A stimulating piece by Michael Massing in the latest edition of The New York Review of Books takes a look at the present state of online media: tunrs out in fact, it’s the first of three articles on the subject. While understandably skewed in the direction of US media, plenty of the points he makes are relevant for a much wider audience, Europe included. Online media outlets covered in a wide-ranging analysis include Huffington Post (of course), Andrew Sullivan’s popular but now discontinued blog The Dish, The Drudge Report, Salon.com, Politico and ProPublica – most, but not all, of these publications being familiar names.

Massing argues – convincingly, I think – that a common feature of the initial wave of online media is that, having started out by developing pioneering new online approaches that produced a wide range of innovative and original media content, 10 years and some down the line many appear to be stuck in what he calls ‘middle-aged’ slackness. ‘They helped lead journalism out of the kingdom of traditional print and broadcasting into the liberating lad of the Internet’, he argues, ‘only to become stranded’.

Massing views Politico as pretty much the lone exception to this rule – and as someone who has recently taken to visiting their site occasionally, I definitely perked up at this point in the argument – not least because it is expanding its base beyond North America. In April this year, in partnership with German publishing behemoth Axel Springer, Politico launched a new European edition based in Brussels.

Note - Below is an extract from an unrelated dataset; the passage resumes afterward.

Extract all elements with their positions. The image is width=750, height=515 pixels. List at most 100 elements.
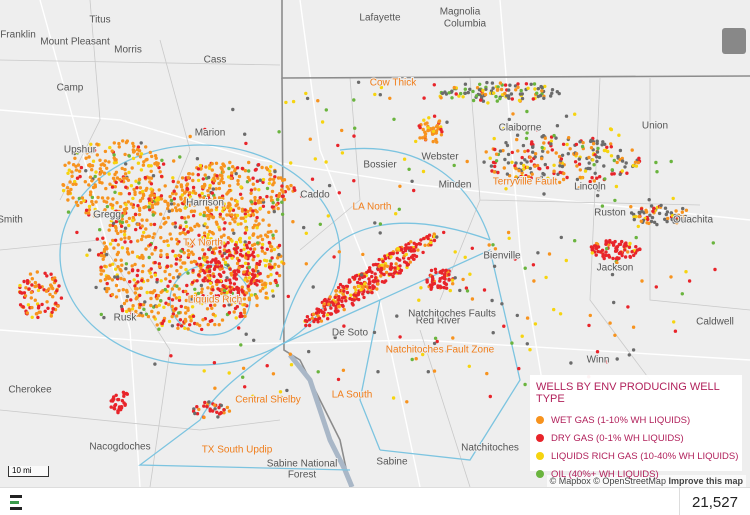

Even more strikingly, by the end of 2015 Politico’s European edition apparently expects to ‘have more reporters and editors covering European politics and policy than any other organization on [the] continent’. Which if it proves to be an accurate prognosis, would constitute an extraordinary media development – online or otherwise: not least for media consumers – and producers – living on the continent in question.

So, fellow Europeans: who’ll be the first of your acquaintainces to be signed up by Politico? Come to think of it, could it be you?